Bringing Old Photo Back to Life (CVPR 2020 oral).

[GitHub] cleardusk/3DDFA_V2

The official PyTorch implementation of Towards Fast, Accurate and Stable 3D Dense Face Alignment, ECCV 2020.

Papers & Publications

SSMBA: Self-Supervised Manifold Based Data Augmentation for Improving Out-of-Domain Robustness

Abstract: Models that perform well on a training domain often fail to generalize to out-of-domain (OOD) examples. Data augmentation is a common method used to prevent overfitting and improve OOD generalization. However, in natural language, it is difficult to generate new examples that stay on the underlying data manifold. We introduce SSMBA, a data augmentation method for generating synthetic training examples by using a pair of corruption and reconstruction functions to move randomly on a data manifold. We investigate the use of SSMBA in the natural language domain, leveraging the manifold assumption to reconstruct corrupted text with masked language models. In experiments on robustness benchmarks across 3 tasks and 9 datasets, SSMBA consistently outperforms existing data augmentation methods and baseline models on both in-domain and OOD data, achieving gains of 0.8% accuracy on OOD Amazon reviews, 1.8% accuracy on OOD MNLI, and 1.4 BLEU on in-domain IWSLT14 German-English.

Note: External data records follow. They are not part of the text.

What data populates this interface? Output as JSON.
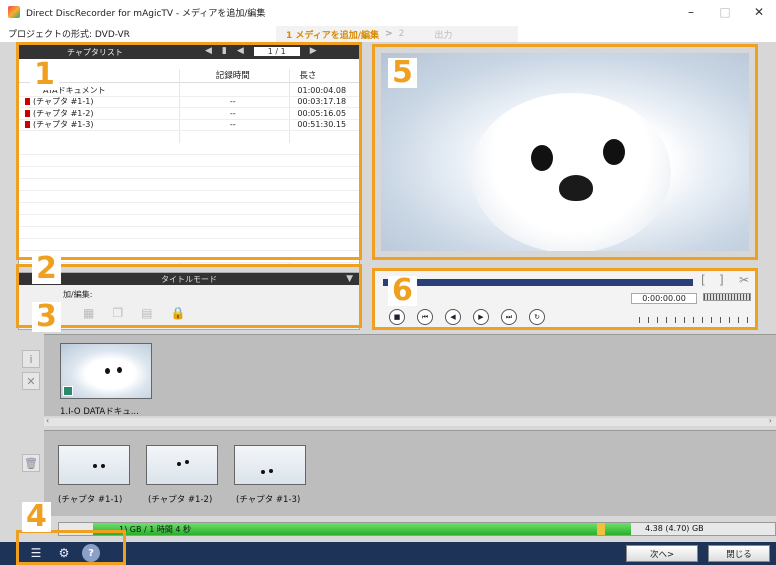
{
  "window": {
    "title": "Direct DiscRecorder for mAgicTV - メディアを追加/編集",
    "minimize": "–",
    "maximize": "□",
    "close": "✕"
  },
  "menubar": {
    "project_format": "プロジェクトの形式: DVD-VR",
    "step1": "1 メディアを追加/編集",
    "step_arrow": ">",
    "step2": "2",
    "step_output": "出力"
  },
  "chapter_list": {
    "header": "チャプタリスト",
    "page": "1 / 1",
    "columns": [
      "",
      "記録時間",
      "長さ"
    ],
    "rows": [
      {
        "name": "ATAドキュメント",
        "rec": "",
        "len": "01:00:04.08",
        "flag": false
      },
      {
        "name": "(チャプタ #1-1)",
        "rec": "--",
        "len": "00:03:17.18",
        "flag": true
      },
      {
        "name": "(チャプタ #1-2)",
        "rec": "--",
        "len": "00:05:16.05",
        "flag": true
      },
      {
        "name": "(チャプタ #1-3)",
        "rec": "--",
        "len": "00:51:30.15",
        "flag": true
      }
    ]
  },
  "title_mode": {
    "header": "タイトルモード",
    "label": "加/編集:"
  },
  "playback": {
    "timecode": "0:00:00.00"
  },
  "titles": [
    {
      "label": "1.I-O DATAドキュ..."
    }
  ],
  "chapters": [
    {
      "label": "(チャプタ #1-1)"
    },
    {
      "label": "(チャプタ #1-2)"
    },
    {
      "label": "(チャプタ #1-3)"
    }
  ],
  "capacity": {
    "used_text": "1) GB / 1 時間 4 秒",
    "total_text": "4.38 (4.70) GB"
  },
  "footer": {
    "next": "次へ>",
    "close": "閉じる"
  },
  "callouts": [
    "1",
    "2",
    "3",
    "4",
    "5",
    "6"
  ],
  "colors": {
    "accent_orange": "#f0a020",
    "footer_navy": "#1e3358",
    "progress_navy": "#2a3e7a",
    "capacity_green": "#2ab02a"
  }
}
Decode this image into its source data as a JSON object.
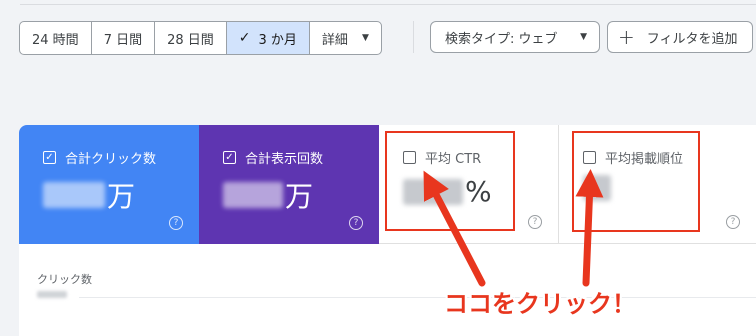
{
  "date_range": {
    "options": [
      "24 時間",
      "7 日間",
      "28 日間",
      "3 か月"
    ],
    "selected": "3 か月",
    "more_label": "詳細"
  },
  "search_type_label": "検索タイプ: ウェブ",
  "add_filter_label": "フィルタを追加",
  "metrics": {
    "clicks": {
      "title": "合計クリック数",
      "unit": "万",
      "checked": true,
      "color": "#4285f4"
    },
    "impressions": {
      "title": "合計表示回数",
      "unit": "万",
      "checked": true,
      "color": "#5e35b1"
    },
    "ctr": {
      "title": "平均 CTR",
      "unit": "%",
      "checked": false
    },
    "position": {
      "title": "平均掲載順位",
      "checked": false
    }
  },
  "chart": {
    "label": "クリック数"
  },
  "annotation": {
    "text": "ココをクリック！",
    "color": "#e8361e"
  }
}
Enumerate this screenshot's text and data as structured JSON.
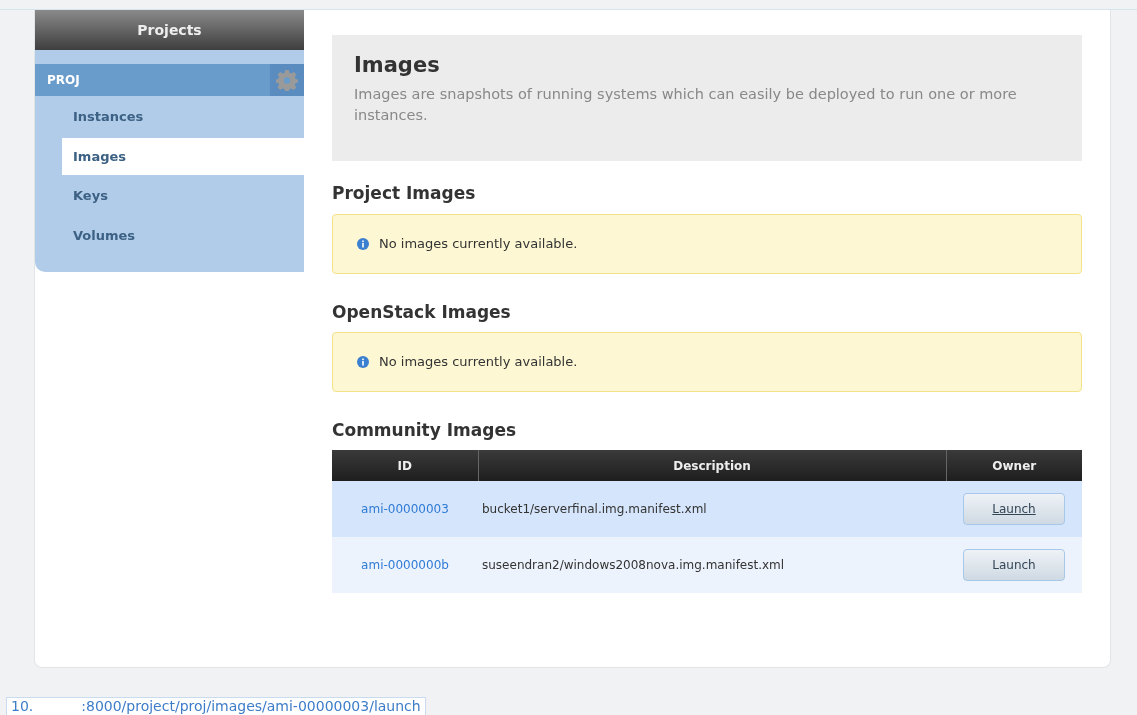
{
  "sidebar": {
    "title": "Projects",
    "project": "PROJ",
    "items": [
      {
        "label": "Instances",
        "selected": false
      },
      {
        "label": "Images",
        "selected": true
      },
      {
        "label": "Keys",
        "selected": false
      },
      {
        "label": "Volumes",
        "selected": false
      }
    ]
  },
  "page_header": {
    "title": "Images",
    "description": "Images are snapshots of running systems which can easily be deployed to run one or more instances."
  },
  "sections": [
    {
      "title": "Project Images",
      "kind": "alert",
      "message": "No images currently available."
    },
    {
      "title": "OpenStack Images",
      "kind": "alert",
      "message": "No images currently available."
    },
    {
      "title": "Community Images",
      "kind": "table",
      "columns": [
        "ID",
        "Description",
        "Owner"
      ],
      "rows": [
        {
          "id": "ami-00000003",
          "description": "bucket1/serverfinal.img.manifest.xml",
          "action": "Launch",
          "hovered": true
        },
        {
          "id": "ami-0000000b",
          "description": "suseendran2/windows2008nova.img.manifest.xml",
          "action": "Launch",
          "hovered": false
        }
      ]
    }
  ],
  "status_bar": {
    "host": "10.",
    "path": ":8000/project/proj/images/ami-00000003/launch"
  }
}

Towards Fast, Accurate and Stable 3D Dense Face Alignment

Abstract: Existing methods of 3D dense face alignment mainly concentrate on accuracy, thus limiting the scope of their practical applications. In this paper, we propose a novel regression framework which makes a balance among speed, accuracy and stability. Firstly, on the basis of a lightweight backbone, we propose a meta-joint optimization strategy to dynamically regress a small set of 3DMM parameters, which greatly enhances speed and accuracy simultaneously. To further improve the stability on videos, we present a virtual synthesis method to transform one still image to a short-video which incorporates in-plane and out-of-plane face moving. On the premise of high accuracy and stability, our model runs at over 50fps on a single CPU core and outperforms other state-of-the-art heavy models simultaneously. Experiments on several challenging datasets validate the efficiency of our method. Pre-trained models and code are available at this https URL.